In this March 5, 1994 file photo, U.S. Rep. Cynthia McKinney, D-Ga.; SCLC President Joseph Lowery; Evelyn Lowery; Coretta Scott King, U.S. Rep. Eve Clayton,-D-N.C.; and Marie Foster cross the Edmund Pettus Bridge in Selma, Ala., to commemorate the 30th anniversary of the Selma-to-Montgomery civil rights march. The Edmund Pettus Bridge gained instant immortality as a civil rights landmark when white police beat demonstrators marching for black voting rights 50 years ago this week in Selma, Alabama. What’s less known is that the bridge is named for a reputed leader of the early Ku Klux Klan. Now, a student group wants to rename the bridge that will be the backdrop when President Barack Obama visits Selma on Saturday.(AP photo/Dave Martin, File)

SELMA, Ala. (AP) — When the nation’s first Black president steps onto the Edmund Pettus Bridge this weekend to honor the marchers beaten there 50 years ago, he’ll be standing on a structure that’s at once synonymous with the civil rights struggle and a tribute to a reputed Ku Klux Klan leader.

Now a student group wants to rename the bridge that will serve as backdrop when President Barack Obama visits Selma on Saturday.

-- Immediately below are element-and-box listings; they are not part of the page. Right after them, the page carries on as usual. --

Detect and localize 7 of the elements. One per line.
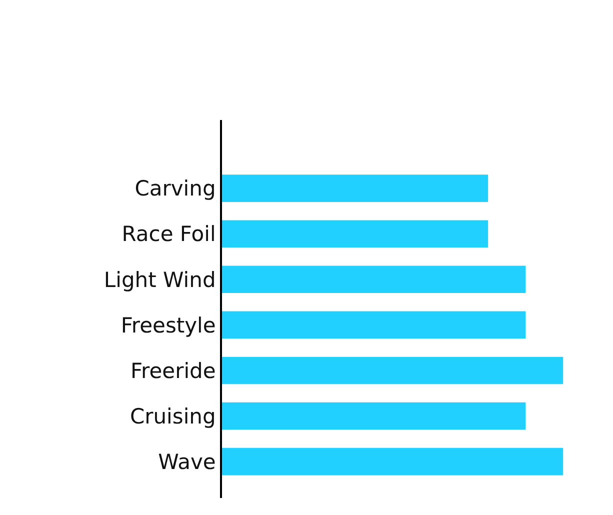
y-tick-label: Carving	[134, 176, 216, 201]
y-tick-label: Race Foil	[122, 222, 216, 246]
y-tick-label: Light Wind	[104, 268, 216, 292]
y-tick-label: Cruising	[130, 404, 216, 428]
y-tick-label: Freeride	[130, 358, 216, 383]
y-tick-label: Wave	[158, 450, 216, 474]
y-tick-label: Freestyle	[120, 313, 216, 338]
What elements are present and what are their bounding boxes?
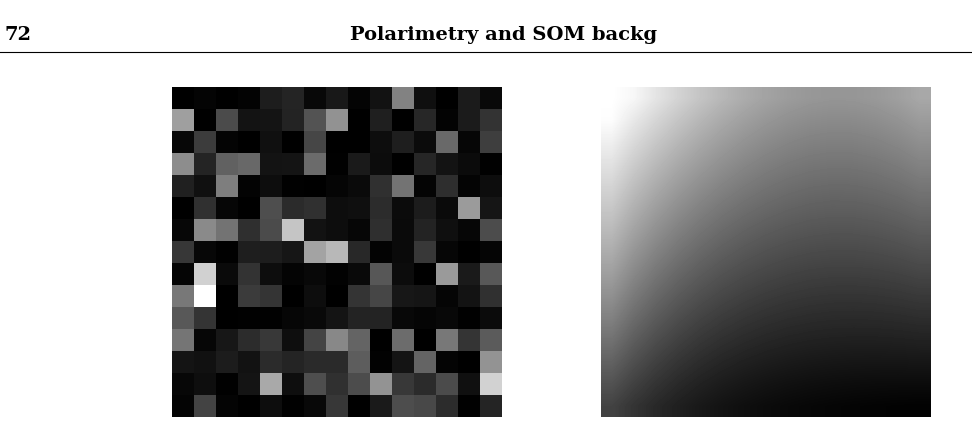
Text: 72: 72 [5,26,32,44]
Text: Polarimetry and SOM backg: Polarimetry and SOM backg [350,26,657,44]
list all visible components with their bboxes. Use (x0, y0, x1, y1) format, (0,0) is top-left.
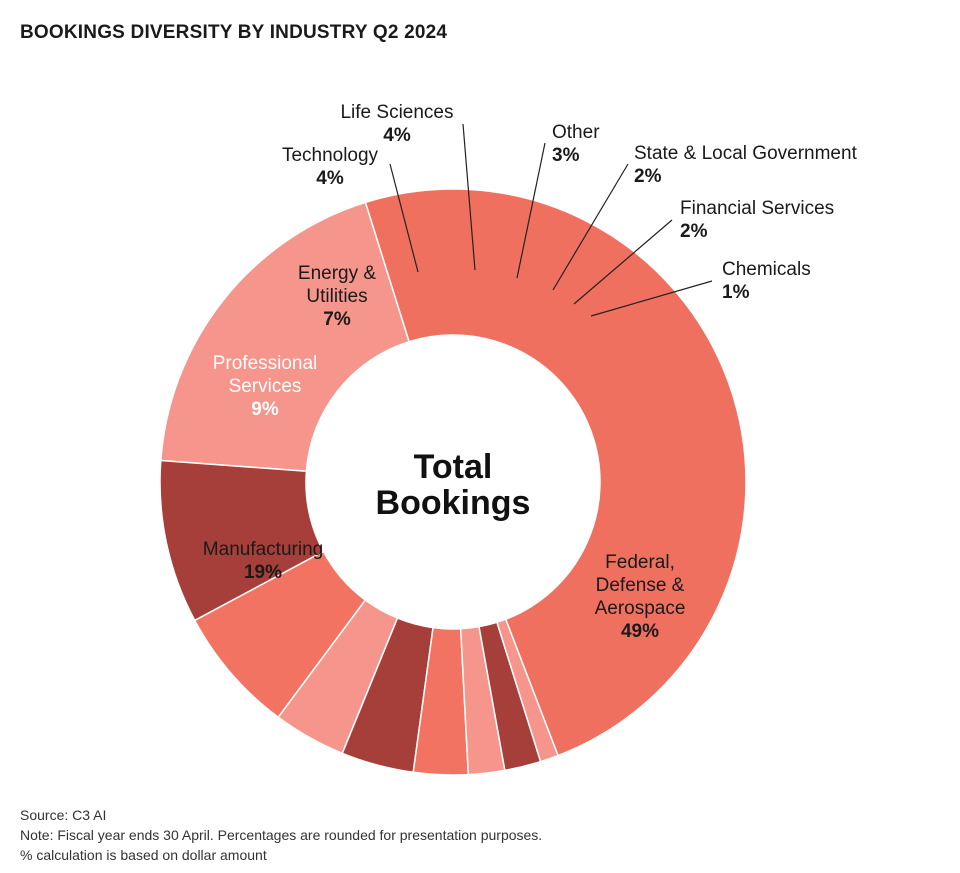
slice-label: Life Sciences (340, 102, 453, 123)
center-label-line: Total (414, 448, 493, 486)
slice-label: Technology (282, 145, 379, 166)
slice-value: 7% (323, 309, 351, 330)
slice-value: 2% (634, 166, 662, 187)
slice-label: Manufacturing (203, 539, 323, 560)
slice-value: 49% (621, 621, 659, 642)
slice-value: 4% (383, 125, 411, 146)
leader-line (573, 219, 673, 305)
center-label-line: Bookings (376, 484, 531, 522)
slice-label: Other (552, 122, 600, 143)
chart-title: BOOKINGS DIVERSITY BY INDUSTRY Q2 2024 (20, 22, 448, 43)
slice-label: Professional (213, 353, 318, 374)
slice-value: 9% (251, 399, 279, 420)
source-note: Source: C3 AI (20, 807, 107, 823)
slice-label: Federal, (605, 552, 675, 573)
slice-label: Energy & (298, 263, 376, 284)
slice-label: State & Local Government (634, 143, 858, 164)
slice-label: Utilities (306, 286, 367, 307)
slice-chemicals (496, 618, 559, 763)
slice-value: 2% (680, 221, 708, 242)
leader-line (590, 280, 713, 317)
calculation-note: % calculation is based on dollar amount (20, 847, 267, 863)
slice-value: 4% (316, 168, 344, 189)
leader-line (389, 163, 419, 273)
slice-label: Financial Services (680, 198, 834, 219)
slice-federal-defense-and-aerospace (364, 188, 747, 757)
fiscal-year-note: Note: Fiscal year ends 30 April. Percent… (20, 827, 543, 843)
slice-manufacturing (159, 201, 410, 473)
slice-label: Chemicals (722, 259, 811, 280)
slice-label: Defense & (596, 575, 685, 596)
slice-value: 1% (722, 282, 750, 303)
slice-label: Aerospace (595, 598, 686, 619)
chart-footer: Source: C3 AI Note: Fiscal year ends 30 … (20, 805, 542, 865)
slice-label: Services (229, 376, 302, 397)
slice-value: 3% (552, 145, 580, 166)
leader-line (516, 142, 546, 279)
leader-line (462, 123, 476, 271)
slice-value: 19% (244, 562, 282, 583)
leader-line (552, 163, 629, 291)
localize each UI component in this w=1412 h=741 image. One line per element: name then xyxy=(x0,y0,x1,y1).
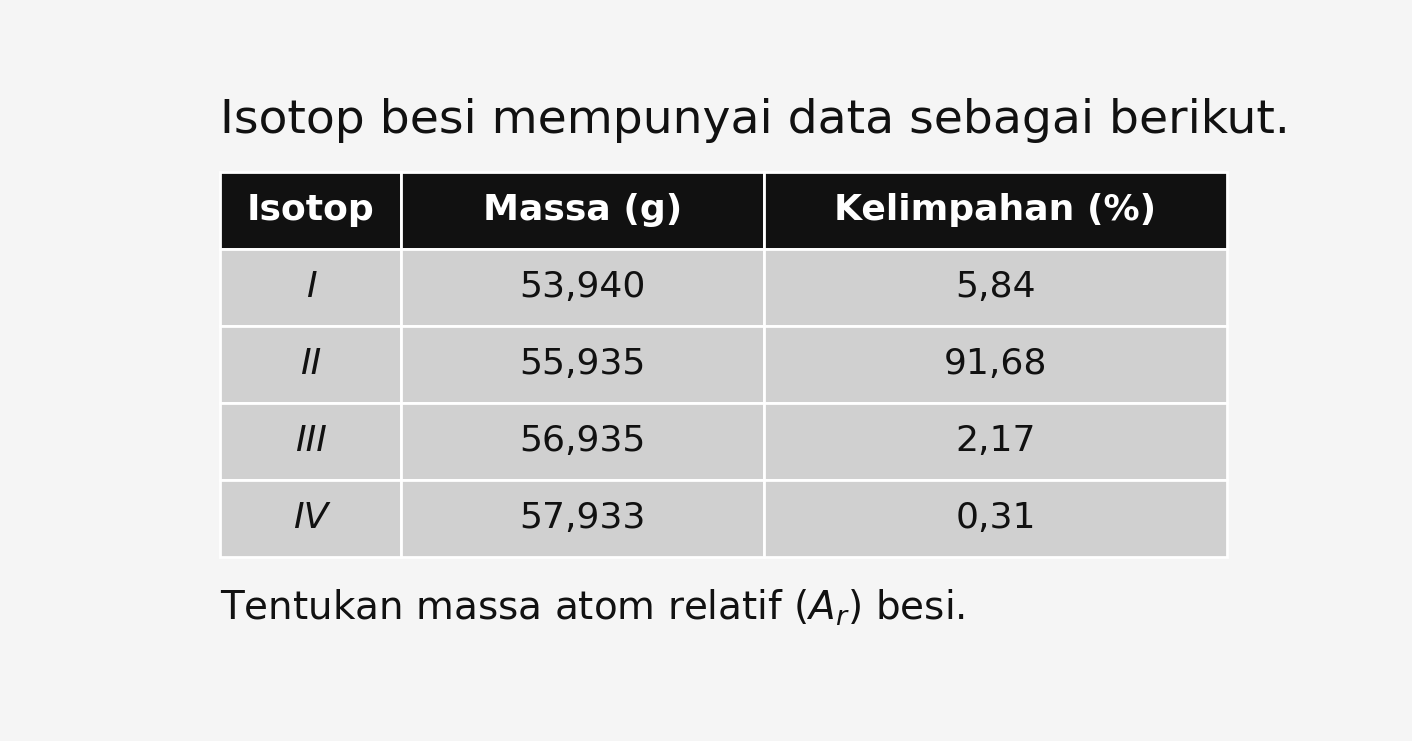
Bar xyxy=(401,403,764,479)
Bar xyxy=(401,479,764,556)
Text: 53,940: 53,940 xyxy=(520,270,645,305)
Text: I: I xyxy=(305,270,316,305)
Bar xyxy=(220,249,401,326)
Text: 5,84: 5,84 xyxy=(955,270,1036,305)
Bar xyxy=(764,403,1227,479)
Bar xyxy=(764,326,1227,403)
Bar xyxy=(401,326,764,403)
Bar xyxy=(764,172,1227,249)
Bar xyxy=(764,249,1227,326)
Text: 56,935: 56,935 xyxy=(520,425,645,458)
Bar xyxy=(220,172,401,249)
Bar xyxy=(220,403,401,479)
Bar xyxy=(220,479,401,556)
Text: Massa (g): Massa (g) xyxy=(483,193,682,227)
Text: 91,68: 91,68 xyxy=(943,348,1048,381)
Bar xyxy=(220,326,401,403)
Bar xyxy=(401,249,764,326)
Text: Tentukan massa atom relatif ($A_r$) besi.: Tentukan massa atom relatif ($A_r$) besi… xyxy=(220,588,966,628)
Bar xyxy=(764,479,1227,556)
Text: III: III xyxy=(295,425,326,458)
Text: 55,935: 55,935 xyxy=(520,348,645,381)
Text: Isotop besi mempunyai data sebagai berikut.: Isotop besi mempunyai data sebagai berik… xyxy=(220,98,1291,143)
Text: IV: IV xyxy=(294,501,329,535)
Text: 57,933: 57,933 xyxy=(520,501,645,535)
Text: II: II xyxy=(301,348,322,381)
Text: 2,17: 2,17 xyxy=(956,425,1036,458)
Text: Isotop: Isotop xyxy=(247,193,374,227)
Bar xyxy=(401,172,764,249)
Text: Kelimpahan (%): Kelimpahan (%) xyxy=(834,193,1156,227)
Text: 0,31: 0,31 xyxy=(956,501,1036,535)
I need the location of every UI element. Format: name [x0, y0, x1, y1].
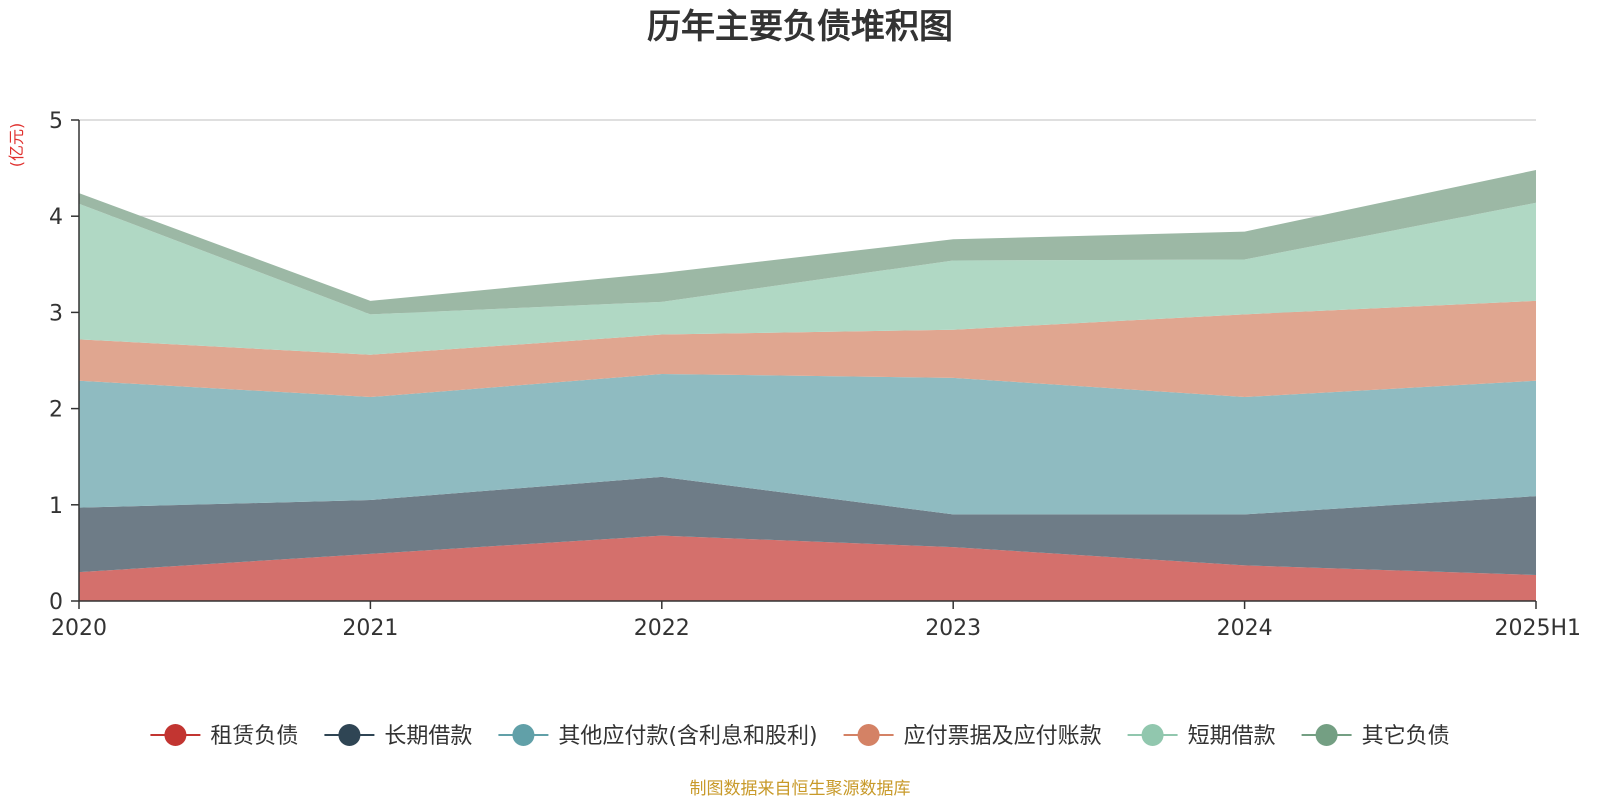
legend-item-3[interactable]: 应付票据及应付账款	[843, 724, 1102, 749]
x-tick-label: 2022	[634, 616, 690, 641]
legend[interactable]: 租赁负债 长期借款 其他应付款(含利息和股利) 应付票据及应付账款 短期借款 其它负债	[150, 724, 1450, 749]
y-tick-label: 5	[49, 109, 63, 134]
area-series-4	[79, 202, 1536, 355]
legend-label: 短期借款	[1188, 724, 1276, 749]
legend-label: 其他应付款(含利息和股利)	[558, 724, 817, 749]
x-tick-label: 2020	[51, 616, 107, 641]
y-tick-label: 2	[49, 398, 63, 423]
x-tick-label: 2025H1	[1494, 616, 1581, 641]
legend-item-5[interactable]: 其它负债	[1301, 724, 1450, 749]
stacked-areas	[79, 170, 1536, 601]
x-tick-label: 2023	[925, 616, 981, 641]
legend-item-2[interactable]: 其他应付款(含利息和股利)	[498, 724, 818, 749]
legend-item-0[interactable]: 租赁负债	[150, 724, 298, 749]
legend-item-1[interactable]: 长期借款	[324, 724, 472, 749]
legend-label: 租赁负债	[210, 724, 298, 749]
source-footnote: 制图数据来自恒生聚源数据库	[690, 779, 911, 799]
y-axis-unit: (亿元)	[7, 123, 26, 168]
y-tick-label: 1	[49, 494, 63, 519]
area-series-2	[79, 373, 1536, 515]
legend-item-4[interactable]: 短期借款	[1127, 724, 1276, 749]
legend-marker-icon	[857, 724, 880, 746]
area-series-1	[79, 476, 1536, 576]
x-tick-label: 2024	[1217, 616, 1273, 641]
legend-label: 应付票据及应付账款	[904, 724, 1102, 749]
area-series-5	[79, 170, 1536, 315]
y-tick-label: 4	[49, 205, 63, 230]
legend-marker-icon	[1141, 724, 1164, 746]
y-tick-label: 0	[49, 590, 63, 615]
y-tick-label: 3	[49, 301, 63, 326]
x-tick-label: 2021	[342, 616, 398, 641]
area-series-0	[79, 535, 1536, 601]
axes: 0 1 2 3 4 5 2020 2021 2022 2023 2024 2025H1	[49, 109, 1581, 641]
area-series-3	[79, 300, 1536, 398]
legend-label: 其它负债	[1362, 724, 1450, 749]
legend-marker-icon	[1315, 724, 1338, 746]
legend-marker-icon	[512, 724, 535, 746]
chart-title: 历年主要负债堆积图	[647, 7, 953, 47]
legend-marker-icon	[164, 724, 187, 746]
legend-label: 长期借款	[384, 724, 472, 749]
legend-marker-icon	[338, 724, 361, 746]
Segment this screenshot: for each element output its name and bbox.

An online petition launched by the Selma-based Students UNITE says the well-known landmark shouldn’t continue honoring Confederate Gen. Edmund Winston Pettus.

Although some historians question claims that Pettus was grand dragon of the Alabama KKK after the Civil War in the 1870s, that’s how the Encyclopedia of Alabama describes him.